In 1956 the architectural historian Morton Herman saw what was coming and rushed to produce his book “The Architecture of Victorian Sydney”. Before he had even got the manuscript to the publishers 19 more buildings shown in his publication had been demolished.
Today, walking the streets of Parramatta or Burwood, driving down Canterbury Road, or catching a ferry at Meadowbank, I share Herman’s zeal and whip out my iPhone to take a photo – knowing that will be my last chance to make a record, before soulful becomes soulless.
And yet often these new developments seek to use their heritage as a point of difference in their advertising, a veneer of authenticity no matter how thin.
We have always conjured the spirits of the past to present new scenes in history. Just as Napoleon looked to Imperial Rome, and Cromwell invoked the language of the Old Testament, now we satisfy ourselves by wrapping our Metro demolition sites (where entire blocks of Victorian Streetscape have disappeared) with banners that proclaim “rich heritage – always evolving.”
We name our new harbour-side areas after the original inhabitants of this land and then plonk a casino on it, the owners of which then sue because their view towards, you guessed it, a heritage item, may be potentially obscured.
Are our priorities so misaligned?
So what do we do? Some would argue that the best thing to do is to ensure those buildings and places that deserve it are listed.
Yet the Art Gallery of NSW, the Royal National Park, the National Art School at Darlinghurst Gaol… these places are not on our State Heritage List.
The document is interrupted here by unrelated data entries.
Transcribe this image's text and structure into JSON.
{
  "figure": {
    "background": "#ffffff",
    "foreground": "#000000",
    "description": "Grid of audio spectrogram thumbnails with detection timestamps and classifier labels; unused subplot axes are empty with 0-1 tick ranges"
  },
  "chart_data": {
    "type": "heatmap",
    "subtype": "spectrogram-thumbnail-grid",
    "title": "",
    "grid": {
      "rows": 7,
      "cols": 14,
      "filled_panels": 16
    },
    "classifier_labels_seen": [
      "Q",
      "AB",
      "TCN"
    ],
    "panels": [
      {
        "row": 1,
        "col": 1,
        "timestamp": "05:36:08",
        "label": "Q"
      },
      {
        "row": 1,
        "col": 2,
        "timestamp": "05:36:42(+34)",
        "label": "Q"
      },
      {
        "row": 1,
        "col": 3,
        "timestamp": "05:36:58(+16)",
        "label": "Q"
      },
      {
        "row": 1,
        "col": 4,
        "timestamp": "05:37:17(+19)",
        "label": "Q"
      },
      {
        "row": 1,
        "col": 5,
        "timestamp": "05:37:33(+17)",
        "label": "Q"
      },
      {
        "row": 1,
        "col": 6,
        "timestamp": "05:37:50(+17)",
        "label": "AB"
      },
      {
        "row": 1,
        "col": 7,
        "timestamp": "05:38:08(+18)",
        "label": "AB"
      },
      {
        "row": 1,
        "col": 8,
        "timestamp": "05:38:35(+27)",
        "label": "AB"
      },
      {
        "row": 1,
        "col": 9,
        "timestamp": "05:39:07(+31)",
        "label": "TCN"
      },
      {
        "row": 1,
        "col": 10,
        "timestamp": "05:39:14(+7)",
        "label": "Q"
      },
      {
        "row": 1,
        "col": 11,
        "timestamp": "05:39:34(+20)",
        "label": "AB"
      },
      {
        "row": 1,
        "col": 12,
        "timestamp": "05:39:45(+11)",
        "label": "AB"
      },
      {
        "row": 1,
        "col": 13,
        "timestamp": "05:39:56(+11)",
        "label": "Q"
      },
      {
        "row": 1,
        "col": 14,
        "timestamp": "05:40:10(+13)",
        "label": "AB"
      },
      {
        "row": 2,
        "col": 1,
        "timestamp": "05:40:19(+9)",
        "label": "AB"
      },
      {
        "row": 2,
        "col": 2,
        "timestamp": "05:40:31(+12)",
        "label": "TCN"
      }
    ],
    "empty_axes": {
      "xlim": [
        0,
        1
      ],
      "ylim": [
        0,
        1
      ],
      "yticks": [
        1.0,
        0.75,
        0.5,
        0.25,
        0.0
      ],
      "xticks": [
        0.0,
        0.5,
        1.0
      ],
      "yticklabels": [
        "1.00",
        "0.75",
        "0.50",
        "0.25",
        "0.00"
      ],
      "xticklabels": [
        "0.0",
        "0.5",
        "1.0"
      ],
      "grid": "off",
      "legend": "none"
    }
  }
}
Landscapes? There are just 150 State listings.
But if we have learnt anything from the Notre Dame fire in recent weeks, it is that, in the end, lists, policies, laws… they don’t really matter.
We can write as many studies as we like, and put a building on as many lists as possible, but in the end it is how we treat our heritage that counts.
A building or a tree lends a certain presence, yet it is the intangibility of these losses that is, I believe, cumulatively more damaging.
Our heritage lends authenticity to our cities and towns, our parks and gardens, something only time can provide and that no amount of 3D laser scanning or photographic archival recording can replace.
Our heritage tells us where we have come from, and to those who have eyes to see, it can show us where we are going.
It doesn’t mean being stuck in the past, it means having the past in our future, in a meaningful way.
When the National Trust Awards were instigated 25 years ago they recognised particular achievements in preserving our heritage, but over the years they have become almost a campaign in themselves.
The longer-lasting impact of raising widespread community awareness about the value of our heritage has, if anything, been the true legacy of these awards, and long may it remain the case.
(David Burdon is a Sydney architect and Chair of the 2019 National Trust Heritage Awards judging panel. This is an edited version of a speech he gave at the awards presentation.)